A first noteworthy observation is that the MLP block does computation (including its nonlinearity) in a space with dimension four times greater than the residual stream. Thus, even though the MLP block adds its output to the residual stream, the computation that determines its output is not easily interpretable purely within the dimension of the residual stream.
Another point is that the actual residual stream dimension is not that large. It is usually significantly smaller than the vocabulary size (768 vs over 50,000 in GPT-2), so from the get-go, the residual stream is forced to efficiently represent the set of possible tokens in a tiny space. As attention and MLP blocks add to the residual stream, the residual stream must become even more economical as it accommodates increasingly nuanced concepts in the already compact dimension size it was working with. As such, the residual stream is an incredibly dense well of meaning, and moreover, its basis is not a privileged one.
So if not the residual stream, where else can we look?
Attention
Since attention heads are independent, they likely learn to specialize in their own set of abilities, and since their outputs are restricted to a specific subspace of the residual stream, it’s very reasonable to assume that the subspace that attention heads read and write from can be examined for interpretability purposes. There is some research (that I have not read) on such work, but it seems that attention heads within a layer are simultaneously multi-functional and incomplete units of computation (hence Anthropic’s exploration of cross-layer transcoders which I’m excited to eventually read). I’ve not read any literature on this but I feel like this should be a more sizable entry point for interpretability than I’ve been hearing about, so this is decently high on my preliminary list of topics to explore in mechinterp.

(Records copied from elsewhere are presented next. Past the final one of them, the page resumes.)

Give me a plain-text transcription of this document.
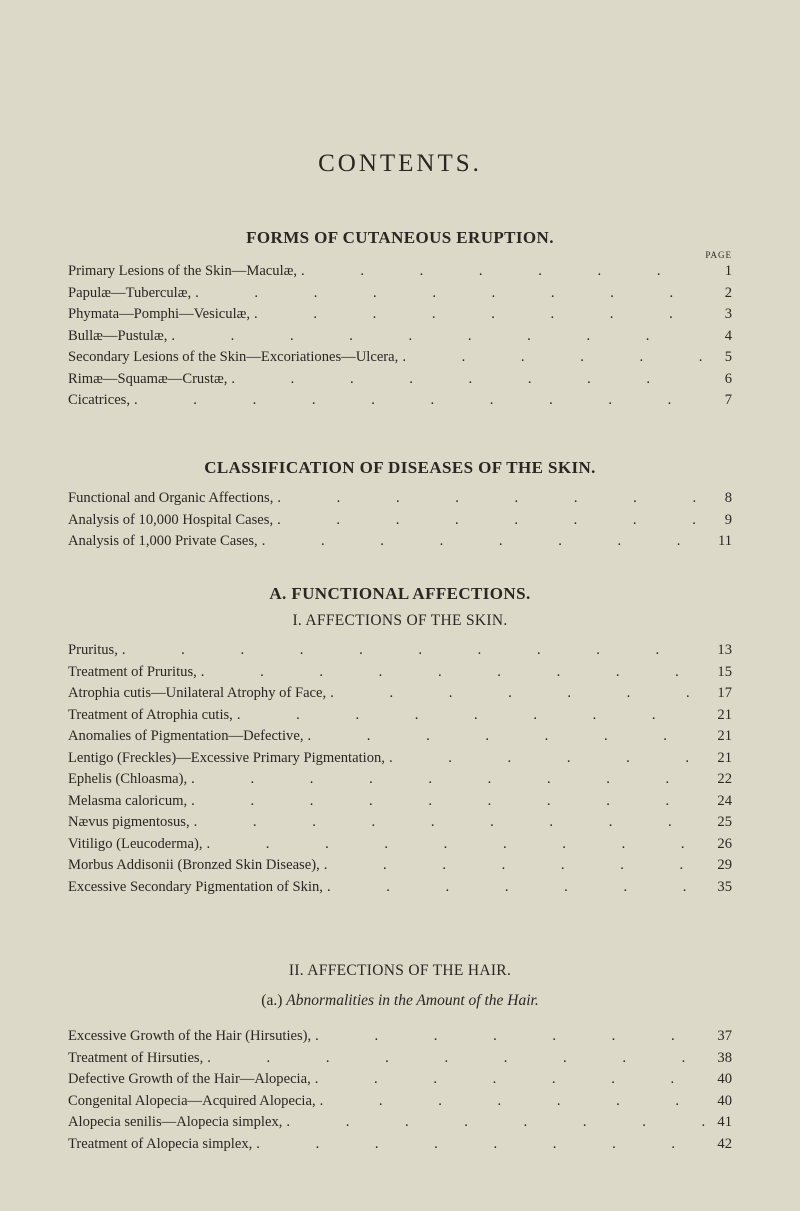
CONTENTS.
FORMS OF CUTANEOUS ERUPTION.
PAGE
Primary Lesions of the Skin—Maculæ, . . .	1
Papulæ—Tuberculæ, . . .	2
Phymata—Pomphi—Vesiculæ, . . .	3
Bullæ—Pustulæ, . . .	4
Secondary Lesions of the Skin—Excoriationes—Ulcera, . . .	5
Rimæ—Squamæ—Crustæ, . . .	6
Cicatrices, . . .	7
CLASSIFICATION OF DISEASES OF THE SKIN.
Functional and Organic Affections, . . .	8
Analysis of 10,000 Hospital Cases, . . .	9
Analysis of 1,000 Private Cases, . . .	11
A. FUNCTIONAL AFFECTIONS.
I. AFFECTIONS OF THE SKIN.
Pruritus, . . .	13
Treatment of Pruritus, . . .	15
Atrophia cutis—Unilateral Atrophy of Face, . . .	17
Treatment of Atrophia cutis, . . .	21
Anomalies of Pigmentation—Defective, . . .	21
Lentigo (Freckles)—Excessive Primary Pigmentation, . . .	21
Ephelis (Chloasma), . . .	22
Melasma caloricum, . . .	24
Nævus pigmentosus, . . .	25
Vitiligo (Leucoderma), . . .	26
Morbus Addisonii (Bronzed Skin Disease), . . .	29
Excessive Secondary Pigmentation of Skin, . . .	35
II. AFFECTIONS OF THE HAIR.
(a.) Abnormalities in the Amount of the Hair.
Excessive Growth of the Hair (Hirsuties), . . .	37
Treatment of Hirsuties, . . .	38
Defective Growth of the Hair—Alopecia, . . .	40
Congenital Alopecia—Acquired Alopecia, . . .	40
Alopecia senilis—Alopecia simplex, . . .	41
Treatment of Alopecia simplex, . . .	42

We have seen that attention heads will read and write from subspaces written to by earlier attention heads, and in combination with the idea of “virtual weights” in the paper, it seems that analyzing combinations of attention heads may also prove fruitful.
MLPs
It seems that MLPs are quite difficult to interpret. Not only do they have a high-dimensional activation space, they are also highly non-linear and are full-rank. Moreover, empirical research demonstrates that individual neurons exhibit polysemanticity and superposition. However, they do make up roughly two-thirds of the parameters of modern transformers, and recent work by a mentor of mine makes some progress in MLP activations interpretability.
Conclusions
I began writing this piece with some initial assumptions about how my views on transformer interpretability were going to be changed by the “A Mathematical Framework for Transformer Circuits” paper. I especially thought that attention head subspace interpretability and attention composition were going to be much more significant, although I’m still quite hopeful that I might find something interesting if I keep digging. I didn’t really touch on trigram statistics and induction heads, which were pretty significant in the original paper, mostly because I don’t really feel like they have that much significance in larger models other than being proof-of-concept of circuit-finding in large models. Regardless, writing through this blog post did help me think about what seemed promising in transformer interpretability research, although I suspect that I will probably return to this topic soon as I consider what topics I really care about exploring in mechanistic interpretability.